Paperboard is used every day to create products such as disposable picnic supplies, covers for paperback books, folding cartons and beverage carriers. In the paper industry, the term paperboard refers to heavy papers like board stock. Board stock is a subgroup of paperboard used to make paper cups and plates, hot and cold food containers, ice cream containers, paper back book covers and the like. Box board, a second subgroup of paperboard, is used to make folding cartons such as cereal boxes, beverage carriers, and tissue boxes.
The end use of a product made from paperboard dictates the type of paperboard used. Paperboard characteristics such as cushion, strength, stiffness, wear resistance, coefficient of friction, density, caliper, color, brightness and smoothness are generally considered. In applications where enhanced printed graphics on the product is critical, characteristics such as smoothness and brightness are most important.
Typically, when smoothness and brightness are the desired paperboard characteristics, a solid white paperboard is used. This white paperboard, commonly referred to as Solid Bleached Sulfate, is produced from bleached pulp and used for many of the aforementioned purposes. Though bleached paperboard characteristics contribute to improved printed images, it is considerably more costly to produce and lacks the strength of an unbleached paperboard, and does not provide an ideal surface on which to print high quality graphics.
Other paperboards are even less desirable for printing high quality graphics than Solid Bleached Sulfate paperboard. For instance, unbleached boards have surfaces that are relatively rough or uneven. Unless certain manufacturing processes like clay coating the paper surface or bleaching the pulp are employed, the paperboard surface normally has a gray or brown color. Printing directly on a dark color of the unbleached board provides poor visual contrast for the printed image. Thus, folding cartons used for protecting cosmetics, luxury items, or paperback covers often display a very high quality graphic image that requires use of a higher quality paperboard than has been bleached and/or clay coated.

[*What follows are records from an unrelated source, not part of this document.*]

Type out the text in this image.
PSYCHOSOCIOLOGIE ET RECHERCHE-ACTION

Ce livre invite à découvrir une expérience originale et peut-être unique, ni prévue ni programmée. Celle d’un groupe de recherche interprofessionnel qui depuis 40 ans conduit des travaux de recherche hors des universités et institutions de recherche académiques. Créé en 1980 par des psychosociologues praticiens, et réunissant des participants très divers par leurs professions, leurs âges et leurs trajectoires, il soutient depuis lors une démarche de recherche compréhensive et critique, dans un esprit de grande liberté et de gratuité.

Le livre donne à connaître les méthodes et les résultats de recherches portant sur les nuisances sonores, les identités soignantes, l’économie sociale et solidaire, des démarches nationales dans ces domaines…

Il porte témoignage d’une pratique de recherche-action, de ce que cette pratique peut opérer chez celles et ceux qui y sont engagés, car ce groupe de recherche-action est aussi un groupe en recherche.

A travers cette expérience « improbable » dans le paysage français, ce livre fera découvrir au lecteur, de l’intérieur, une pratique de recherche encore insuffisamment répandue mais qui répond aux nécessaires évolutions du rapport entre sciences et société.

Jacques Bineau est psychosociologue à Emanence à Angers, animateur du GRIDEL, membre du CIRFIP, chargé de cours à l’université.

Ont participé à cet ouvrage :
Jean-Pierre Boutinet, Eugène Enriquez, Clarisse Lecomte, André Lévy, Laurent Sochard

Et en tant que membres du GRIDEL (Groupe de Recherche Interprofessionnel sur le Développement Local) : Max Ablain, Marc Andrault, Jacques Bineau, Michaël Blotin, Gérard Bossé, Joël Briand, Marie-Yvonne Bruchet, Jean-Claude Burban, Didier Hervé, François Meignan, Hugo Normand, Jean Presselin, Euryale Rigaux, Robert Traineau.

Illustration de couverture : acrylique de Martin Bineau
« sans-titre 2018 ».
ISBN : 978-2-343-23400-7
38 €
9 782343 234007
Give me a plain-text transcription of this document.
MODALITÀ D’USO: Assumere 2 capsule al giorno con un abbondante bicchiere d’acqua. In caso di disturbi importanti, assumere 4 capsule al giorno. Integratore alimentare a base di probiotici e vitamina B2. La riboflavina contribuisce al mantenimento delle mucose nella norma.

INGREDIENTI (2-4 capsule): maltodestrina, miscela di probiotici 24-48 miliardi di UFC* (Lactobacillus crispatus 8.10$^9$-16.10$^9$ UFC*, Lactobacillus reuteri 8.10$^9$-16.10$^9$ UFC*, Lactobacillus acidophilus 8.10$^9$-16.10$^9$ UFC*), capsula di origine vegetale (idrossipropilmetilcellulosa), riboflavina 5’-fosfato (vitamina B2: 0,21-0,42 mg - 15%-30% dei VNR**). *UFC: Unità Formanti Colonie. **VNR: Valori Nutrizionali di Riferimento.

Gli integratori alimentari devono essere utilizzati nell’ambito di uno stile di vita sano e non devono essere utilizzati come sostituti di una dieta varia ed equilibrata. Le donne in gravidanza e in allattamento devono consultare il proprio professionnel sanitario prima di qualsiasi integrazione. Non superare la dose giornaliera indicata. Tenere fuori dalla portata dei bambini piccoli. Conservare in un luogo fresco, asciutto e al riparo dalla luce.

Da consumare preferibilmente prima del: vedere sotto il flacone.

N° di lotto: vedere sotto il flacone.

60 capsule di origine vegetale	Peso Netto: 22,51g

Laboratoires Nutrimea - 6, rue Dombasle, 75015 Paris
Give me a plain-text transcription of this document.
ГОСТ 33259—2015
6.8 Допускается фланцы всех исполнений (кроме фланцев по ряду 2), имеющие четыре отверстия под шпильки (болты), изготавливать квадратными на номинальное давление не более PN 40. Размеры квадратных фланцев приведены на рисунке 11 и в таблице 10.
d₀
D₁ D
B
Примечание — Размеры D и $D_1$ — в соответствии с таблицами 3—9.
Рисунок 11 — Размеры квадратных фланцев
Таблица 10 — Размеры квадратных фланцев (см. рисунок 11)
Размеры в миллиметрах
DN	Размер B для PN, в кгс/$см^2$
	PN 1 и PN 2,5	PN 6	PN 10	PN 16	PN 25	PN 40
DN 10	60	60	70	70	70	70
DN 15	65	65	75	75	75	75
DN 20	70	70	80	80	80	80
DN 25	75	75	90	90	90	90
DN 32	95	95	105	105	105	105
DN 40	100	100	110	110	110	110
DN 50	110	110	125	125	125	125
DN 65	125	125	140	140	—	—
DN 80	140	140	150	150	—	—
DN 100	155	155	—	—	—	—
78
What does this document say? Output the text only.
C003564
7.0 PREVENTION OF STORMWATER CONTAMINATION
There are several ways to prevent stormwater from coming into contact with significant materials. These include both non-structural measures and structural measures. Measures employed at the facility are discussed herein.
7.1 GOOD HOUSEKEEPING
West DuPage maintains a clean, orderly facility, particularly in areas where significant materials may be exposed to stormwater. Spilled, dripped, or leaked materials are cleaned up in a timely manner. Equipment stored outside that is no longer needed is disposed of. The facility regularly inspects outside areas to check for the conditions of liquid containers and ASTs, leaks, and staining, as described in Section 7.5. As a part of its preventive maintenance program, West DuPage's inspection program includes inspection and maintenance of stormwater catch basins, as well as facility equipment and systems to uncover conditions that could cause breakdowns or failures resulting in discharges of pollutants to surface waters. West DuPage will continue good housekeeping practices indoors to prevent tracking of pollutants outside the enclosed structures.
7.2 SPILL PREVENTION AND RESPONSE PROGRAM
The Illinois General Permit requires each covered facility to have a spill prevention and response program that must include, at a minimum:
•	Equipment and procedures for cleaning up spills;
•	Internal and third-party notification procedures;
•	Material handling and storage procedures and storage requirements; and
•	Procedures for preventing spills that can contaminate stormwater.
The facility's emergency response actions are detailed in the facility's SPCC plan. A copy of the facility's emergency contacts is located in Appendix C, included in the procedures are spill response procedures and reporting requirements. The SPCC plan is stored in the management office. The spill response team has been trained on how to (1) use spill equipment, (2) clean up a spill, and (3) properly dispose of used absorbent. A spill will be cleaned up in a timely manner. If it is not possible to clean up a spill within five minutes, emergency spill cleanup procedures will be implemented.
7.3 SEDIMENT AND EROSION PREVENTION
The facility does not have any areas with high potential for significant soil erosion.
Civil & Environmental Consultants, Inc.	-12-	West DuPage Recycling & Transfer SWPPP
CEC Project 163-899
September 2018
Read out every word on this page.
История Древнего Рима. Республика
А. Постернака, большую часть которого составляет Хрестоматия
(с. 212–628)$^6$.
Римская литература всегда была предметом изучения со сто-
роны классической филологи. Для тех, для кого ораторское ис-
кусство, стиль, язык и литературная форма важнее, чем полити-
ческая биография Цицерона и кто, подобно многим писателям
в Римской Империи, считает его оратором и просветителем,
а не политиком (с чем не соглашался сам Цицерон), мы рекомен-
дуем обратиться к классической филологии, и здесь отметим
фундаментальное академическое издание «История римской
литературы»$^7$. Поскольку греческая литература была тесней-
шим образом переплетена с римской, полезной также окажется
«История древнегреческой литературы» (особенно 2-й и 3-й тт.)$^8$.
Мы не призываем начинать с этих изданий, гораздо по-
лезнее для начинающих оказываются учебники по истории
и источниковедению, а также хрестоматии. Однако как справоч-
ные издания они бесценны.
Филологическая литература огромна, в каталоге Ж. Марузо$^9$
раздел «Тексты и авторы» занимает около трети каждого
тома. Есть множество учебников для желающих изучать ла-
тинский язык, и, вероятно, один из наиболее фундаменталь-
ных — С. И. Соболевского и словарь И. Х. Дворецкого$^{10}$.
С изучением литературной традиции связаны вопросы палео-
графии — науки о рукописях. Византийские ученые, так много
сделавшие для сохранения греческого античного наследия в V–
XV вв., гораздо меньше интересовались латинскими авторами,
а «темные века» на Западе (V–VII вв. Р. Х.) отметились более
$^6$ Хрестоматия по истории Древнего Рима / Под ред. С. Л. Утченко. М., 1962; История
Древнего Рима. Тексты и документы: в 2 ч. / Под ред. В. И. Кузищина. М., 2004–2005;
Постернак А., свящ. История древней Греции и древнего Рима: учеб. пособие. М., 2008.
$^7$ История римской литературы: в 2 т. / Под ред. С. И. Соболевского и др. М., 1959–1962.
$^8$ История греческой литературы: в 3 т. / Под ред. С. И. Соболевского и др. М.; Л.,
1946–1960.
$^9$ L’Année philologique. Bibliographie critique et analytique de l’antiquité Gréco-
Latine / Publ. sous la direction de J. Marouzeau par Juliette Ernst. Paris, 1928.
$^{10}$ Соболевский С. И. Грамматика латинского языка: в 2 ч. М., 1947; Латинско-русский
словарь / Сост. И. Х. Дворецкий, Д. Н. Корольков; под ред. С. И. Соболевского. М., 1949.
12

The prior art discloses a laminated package used for beverage carriers. The prior art discloses a sheet or web of clay-coated or other publication paper that is printed with graphics and stored for subsequent application to a cellulosic substrate. The cellulosic substrate generally consists of one or more plies of unbleached virgin kraft pulp. At the paperboard converting manufacturing site, the coil printed paper is unwound and bonded to a surface of the moving cellulosic substrate with an adhesive to provide a laminated material used to make packages. However, since the thin layer of paper is relatively translucent, the dark colored cellulosic substrate may show through the printed paper and detracted from the appearance of the graphics. To prevent “show-through”, finely divided particles of generally inert white pigment, such as calcium carbonate or titanium dioxide are incorporated in the adhesive, or alternatively, a second clay coat is applied to the undersurface of the paper prior to bonding the paper to the substrate.